SMR licence applications are delayed, the Yucca Mountain safety evaluation is not, there should be new rulemaking for reactors under decommissioning, and her battle to de-acronymize the Nuclear Regulatory Commission: NRC chairman Allison Macfarlane spoke and answered questions in a wide-ranging q&a session organized by the American Nuclear Society on 11 September.
Macfarlane has been lead commissioner since Gregory Jaczko quit amid controversy in May 2012. "Righting the ship was my most immediate challenge. I am proud of my relationship with fellow commissioners and staff. We are all in a good place now, and we are getting ready to have two more commissioners; there was a hearing on Tuesday with the two nominees. I of course think that the commission operates best with its full complement of five." (This week the appointments of Jeff Baran and Stephen Burns were confirmed; they now need to be sworn in).
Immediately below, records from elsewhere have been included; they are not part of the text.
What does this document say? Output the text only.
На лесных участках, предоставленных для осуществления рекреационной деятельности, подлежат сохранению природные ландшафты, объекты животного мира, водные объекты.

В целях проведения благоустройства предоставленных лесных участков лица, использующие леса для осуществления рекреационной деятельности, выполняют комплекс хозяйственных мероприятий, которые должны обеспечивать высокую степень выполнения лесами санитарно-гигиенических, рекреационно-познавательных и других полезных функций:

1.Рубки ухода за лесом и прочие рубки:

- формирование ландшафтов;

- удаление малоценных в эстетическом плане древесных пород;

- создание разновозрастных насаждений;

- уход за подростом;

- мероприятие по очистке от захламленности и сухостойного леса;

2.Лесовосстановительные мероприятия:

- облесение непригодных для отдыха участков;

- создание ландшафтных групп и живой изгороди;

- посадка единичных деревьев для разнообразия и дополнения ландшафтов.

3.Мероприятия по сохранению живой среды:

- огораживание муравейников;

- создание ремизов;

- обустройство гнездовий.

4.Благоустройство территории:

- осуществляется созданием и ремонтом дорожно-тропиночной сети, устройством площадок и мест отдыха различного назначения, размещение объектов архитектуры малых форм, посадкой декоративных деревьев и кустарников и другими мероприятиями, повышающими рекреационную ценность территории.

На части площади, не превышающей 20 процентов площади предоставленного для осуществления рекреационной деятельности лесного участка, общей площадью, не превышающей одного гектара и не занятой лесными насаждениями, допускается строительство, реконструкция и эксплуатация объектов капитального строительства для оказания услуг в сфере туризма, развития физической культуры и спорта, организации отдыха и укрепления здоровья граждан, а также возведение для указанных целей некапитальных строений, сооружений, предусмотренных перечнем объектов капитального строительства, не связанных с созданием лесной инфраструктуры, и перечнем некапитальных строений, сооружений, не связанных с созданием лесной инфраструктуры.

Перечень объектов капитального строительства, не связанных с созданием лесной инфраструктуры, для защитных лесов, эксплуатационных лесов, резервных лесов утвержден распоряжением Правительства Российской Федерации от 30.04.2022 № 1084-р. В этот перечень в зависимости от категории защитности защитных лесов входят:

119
Macfarlane said that the blogger conference was one of her initiatives to emphasize public engagement. "When I started reading NRC reports, there were so many acronyms. I am trying to de-acronymize the agency; that is an uphill battle. You have to say what you are talking about because we don’t all understand what these acronyms are, except perhaps the NRC. I am trying to emphasize plain language. What I always say is, imagine the grandmother living near the nuclear plant, can she understand all of this?"
She said that one of the agency’s current priorities is considering its future. "10 years ago people imagined a different future, a nuclear renaissance, but that has not come about in the way that was expected…NRC built up staff for a future that didn’t materialize, that the industry was telling us about. We didn’t expect what happened, so now we need to take stock and imagine the different scenarios that we face over the next five years or so, and the appropriate resources and skills."
For example, when asked about the status of SMR licencing applications, Macfarlane said that she has been surprised that there haven’t been any so far. "We were told that the industry would be submitting applications this year, but then a few months ago we were told that they would not. Now we expect the first by 2016, but that is subject to change as well, so we will see. We are prepared to evaluate SMRs, the LWR variety at least."
The NRC’s New Reactor Licensing Application schedule list dated 15 August now lists applications for B&W mPower and Holtec design certifications, and TVA/Clinch River (mPower) construction permit, and Holtec combined construction and operating licence, as ‘application submittal date to be determined by applicant.’ NuScale Power’s application is due to be received in mid-2016, and its review is scheduled to be completed at the end of 2019. The US appetite for SMRs appears to have dwindled after lack of market support; B&W mPower reported it was scaling down its efforts after failing to find an investor earlier this year.
Macfarlane confirmed that the Yucca Mountain safety evaluation report is on track to be completed by January 2015. (Its potential to actually be built seems ever more distant, following the waste confidence ruling, even though the US government is now legally liable to pay storage costs in absence of a federal repository). Following a judicial challenge, the NRC was required to reexamine the basis of storing fuel on-site over the long term. Its work, completed only a few weeks ago, affirms the safety of spent fuel to be stored on site indefinitely, among other possibilities. In the meeting, Macfarlane confirmed that there are no other plans to examine the length of fuel storage, and also said that it is up to Congress, not the NRC, to set the country’s nuclear waste policy. She had criticised the NRC’s NUREG-2157 report because it did not force the agency to face the issue of building a repository, "inadvertently enabling the continued postponement of efforts to secure a geologic disposal option."
She said that she thought the idea to initiate rulemaking on decommissioned reactors would be a good idea. "Right now, reactors under decommissioning are regulated under operating nuclear power plant rules, but that this does not make a lot of sense. Once they defuel the core they don’t need security guards standing around. We need to adjust this. The NRC started going down this road in the early 2000s, during the nuclear renaissance, but it was put aside as a low priority at the time. Now that there four, soon to be five reactors decommissioned recently, things have changed. I think we need to get that done. Rulemakings take a long time, but having to go through the exemption process [for decommissioned reactors with the current rules] doesn’t serve us or the public. The reactors she was referring to are Crystal River, Kewaunee, San Onofre nuclear generating station 2&3 and Vermont Yankee (due to close at the end of the year).
She said that the build-own-operate model, in which a vendor takes a stake in operating a reactor, is ‘interesting’, but added that it is important that any country deciding to enter a nuclear energy programme has an independent regulator, backed by government, that is well-resourced with staff who have the right skill sets. "When I interact with international partners that’s what I spent a lot of time talking about." She dodged another question about whether she thought that there were some countries that should not develop nuclear power, declining to answer on grounds that doing so would be inappropriate.